Firstly – let’s explain what Carb Cycling is.
Carb cycling would usually involve alternating lower-Carb days with higher-Carb days. Typically fat intake increases on lower-crab days, and decreases on higher-Carb days; while protein intake remains consistent. This is to ensure that you are still meeting your calorie intake.
A Carb cycling split could be as follows:
Day 1 – High Carbs, Low Fats, Moderate Protein
Day 2 – High Carbs, Low Fats, Moderate Protein
Day 3 – Low Carbs, High Fats, Moderate Protein
Day 4 – Moderate Carbs, Moderate Fats, Moderate Protein
Day 5 – High Carbs, Low Fats, Moderate protein
Day 6 – Low Carbs, High Fats, Moderate Protein
Day 7 – Moderate Carbs, Moderate Fats, Moderate Protein
Some experts will claim that Carb Cycling helps increase muscle mass, decrease body fat, and improve fitness performance.
A similar method to Carb Cyclin is the following:
- On strength training days – keep your Carbs high, your fats low and your protein intake moderate.
- On days where you do cardio only – keep your Carbs, fats and proteins at a moderate level.
- On days where you don’t train at all – keep your Carbs low, your fats high and your proteins moderate.
But the question that is always posed – is Carb Cycling sustainable? Will it generate lasting results?
There have been numerous studies conducted around the effects of low -Carb diets. Participants experienced constipation, headaches, bad breath, light-headedness, and food fixation. These unpleasant side effects parallel with what I’ve seen with my own clients who severely restrict their Carb intake. And in my experience, these side effects are also the reason many low Carb-dieters either give up, or wind up binging on forbidden foods.

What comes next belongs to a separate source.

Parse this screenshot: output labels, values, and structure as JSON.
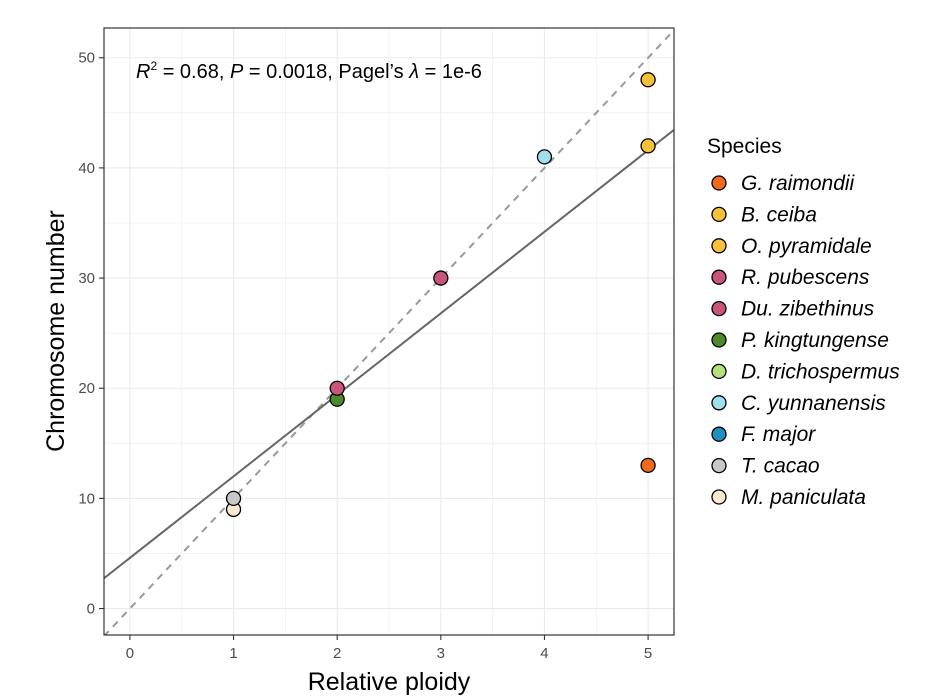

One of the main reasons behind Carb cycling is limiting Carbs when the body doesn’t need them as much. We all know that Carbs serve as fuel (like petrol in your car) to help cells perform their jobs. Eating a large amount of Carbs on days when you’re not very active doesn’t make much sense, because your body requires less fuel . Carbs that aren’t burned for fuel create a surplus—which can prevent weight loss, or lead to weight gain. This again all comes back to Calories In V Calories Out.

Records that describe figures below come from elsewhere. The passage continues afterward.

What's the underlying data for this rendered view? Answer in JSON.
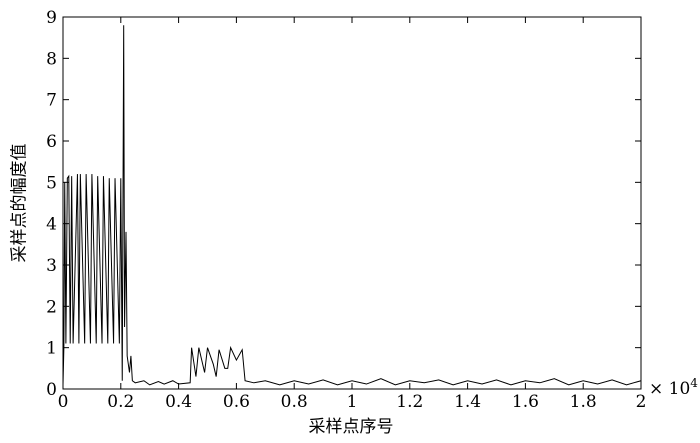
{
  "chart_data": {
    "type": "line",
    "xlabel": "采样点序号",
    "ylabel": "采样点的幅度值",
    "x_multiplier": {
      "base": "× 10",
      "exponent": "4"
    },
    "xlim": [
      0,
      2
    ],
    "ylim": [
      0,
      9
    ],
    "xticks": [
      0,
      0.2,
      0.4,
      0.6,
      0.8,
      1,
      1.2,
      1.4,
      1.6,
      1.8,
      2
    ],
    "yticks": [
      0,
      1,
      2,
      3,
      4,
      5,
      6,
      7,
      8,
      9
    ],
    "grid": false,
    "series": [
      {
        "color": "#000000",
        "x": [
          0,
          0.003,
          0.006,
          0.01,
          0.015,
          0.02,
          0.025,
          0.03,
          0.035,
          0.05,
          0.055,
          0.06,
          0.075,
          0.08,
          0.095,
          0.1,
          0.115,
          0.12,
          0.135,
          0.14,
          0.155,
          0.16,
          0.175,
          0.18,
          0.195,
          0.2,
          0.205,
          0.21,
          0.213,
          0.218,
          0.222,
          0.23,
          0.235,
          0.24,
          0.25,
          0.28,
          0.3,
          0.33,
          0.35,
          0.38,
          0.4,
          0.44,
          0.445,
          0.46,
          0.47,
          0.49,
          0.5,
          0.52,
          0.53,
          0.54,
          0.56,
          0.57,
          0.58,
          0.6,
          0.62,
          0.63,
          0.66,
          0.7,
          0.75,
          0.8,
          0.85,
          0.9,
          0.95,
          1,
          1.05,
          1.1,
          1.15,
          1.2,
          1.25,
          1.3,
          1.35,
          1.4,
          1.45,
          1.5,
          1.55,
          1.6,
          1.65,
          1.7,
          1.75,
          1.8,
          1.85,
          1.9,
          1.95,
          2
        ],
        "values": [
          0.1,
          1.0,
          5.0,
          1.1,
          5.1,
          5.15,
          1.1,
          5.15,
          1.1,
          5.2,
          1.1,
          5.2,
          1.1,
          5.2,
          1.1,
          5.2,
          1.1,
          5.15,
          1.1,
          5.15,
          1.1,
          5.1,
          1.1,
          5.1,
          1.1,
          5.1,
          0.2,
          8.8,
          1.5,
          3.8,
          0.8,
          0.4,
          0.8,
          0.2,
          0.15,
          0.2,
          0.1,
          0.18,
          0.12,
          0.2,
          0.12,
          0.15,
          1.0,
          0.3,
          1.0,
          0.4,
          1.0,
          0.6,
          0.3,
          0.95,
          0.5,
          0.5,
          1.0,
          0.7,
          0.95,
          0.2,
          0.15,
          0.2,
          0.1,
          0.2,
          0.12,
          0.22,
          0.1,
          0.2,
          0.12,
          0.25,
          0.1,
          0.2,
          0.15,
          0.22,
          0.1,
          0.2,
          0.12,
          0.22,
          0.1,
          0.2,
          0.15,
          0.25,
          0.1,
          0.2,
          0.12,
          0.22,
          0.1,
          0.2
        ]
      }
    ]
  }
}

But it is also important to note that a Carb limit of say for example 30 grams is also extremely low and unsustainable, even on less active days. That’s the amount of Carbs in one cup of broccoli, one whole apple, and five baby carrots.

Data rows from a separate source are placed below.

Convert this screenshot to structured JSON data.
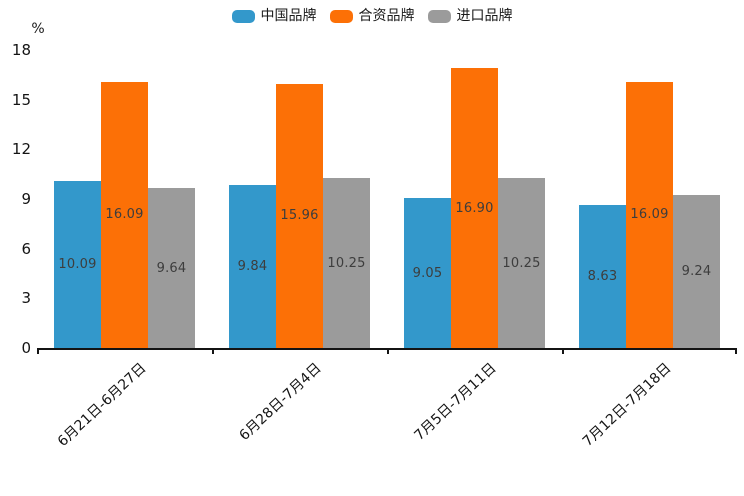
{
  "colors": {
    "series_blue": "#3398cb",
    "series_orange": "#fc7006",
    "series_gray": "#9b9b9b",
    "axis": "#141414",
    "bar_label": "#3d3d3d",
    "background": "#ffffff"
  },
  "chart_data": {
    "type": "bar",
    "title": "",
    "ylabel": "%",
    "ylim": [
      0,
      18
    ],
    "yticks": [
      18,
      15,
      12,
      9,
      6,
      3,
      0
    ],
    "grid": false,
    "legend_position": "top-center",
    "value_labels": "inside-center, two decimals",
    "categories": [
      "6月21日-6月27日",
      "6月28日-7月4日",
      "7月5日-7月11日",
      "7月12日-7月18日"
    ],
    "series": [
      {
        "name": "中国品牌",
        "color": "#3398cb",
        "values": [
          10.09,
          9.84,
          9.05,
          8.63
        ]
      },
      {
        "name": "合资品牌",
        "color": "#fc7006",
        "values": [
          16.09,
          15.96,
          16.9,
          16.09
        ]
      },
      {
        "name": "进口品牌",
        "color": "#9b9b9b",
        "values": [
          9.64,
          10.25,
          10.25,
          9.24
        ]
      }
    ]
  }
}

For a better balance, I advise my clients to practice what I call “Carb matching”—or aligning your carb intake with your energy needs, which may vary from day to day, or morning to afternoon.
This approach essentially involves eating larger portions of clean, whole food Carbs to support more active hours; and curbing Carbs when you expect you’ll be less active. Carb matching helps with weight loss and improves fitness performance, while supporting all-day energy, and supplying a wide range of nutrients.
For example, if you’re planning to do a morning workout, have had porridge topped with banana for breakfast beforehand. But if you’re headed to the office to sit at a desk for several hours, a veggie and avocado omelette with a side of berries would be a more appropriate morning meal.
Carb matching also involves aligning your Carb needs with your age, height, ideal weight, sex, and occupation. This can be done using online calculators or by seeking a professional’s advice.
If you’ve tried Carb cycling, and it either hasn’t worked for you, or doesn’t seem like a strategy you can stick with, try moderating your Carb intake based on your activity level instead. While Carb cycling involves drastic shifts, Carb matching is all about creating balance – not too little, and not too much.
But regardless of which approach you try, stick with these two important rules of thumb:
- Always make quality a priority by choosing fresh, whole foods. (And remember not all Carbs are created equal.)
- Listen to your body! It’s cues are pretty good at guiding you toward a “just right” balance.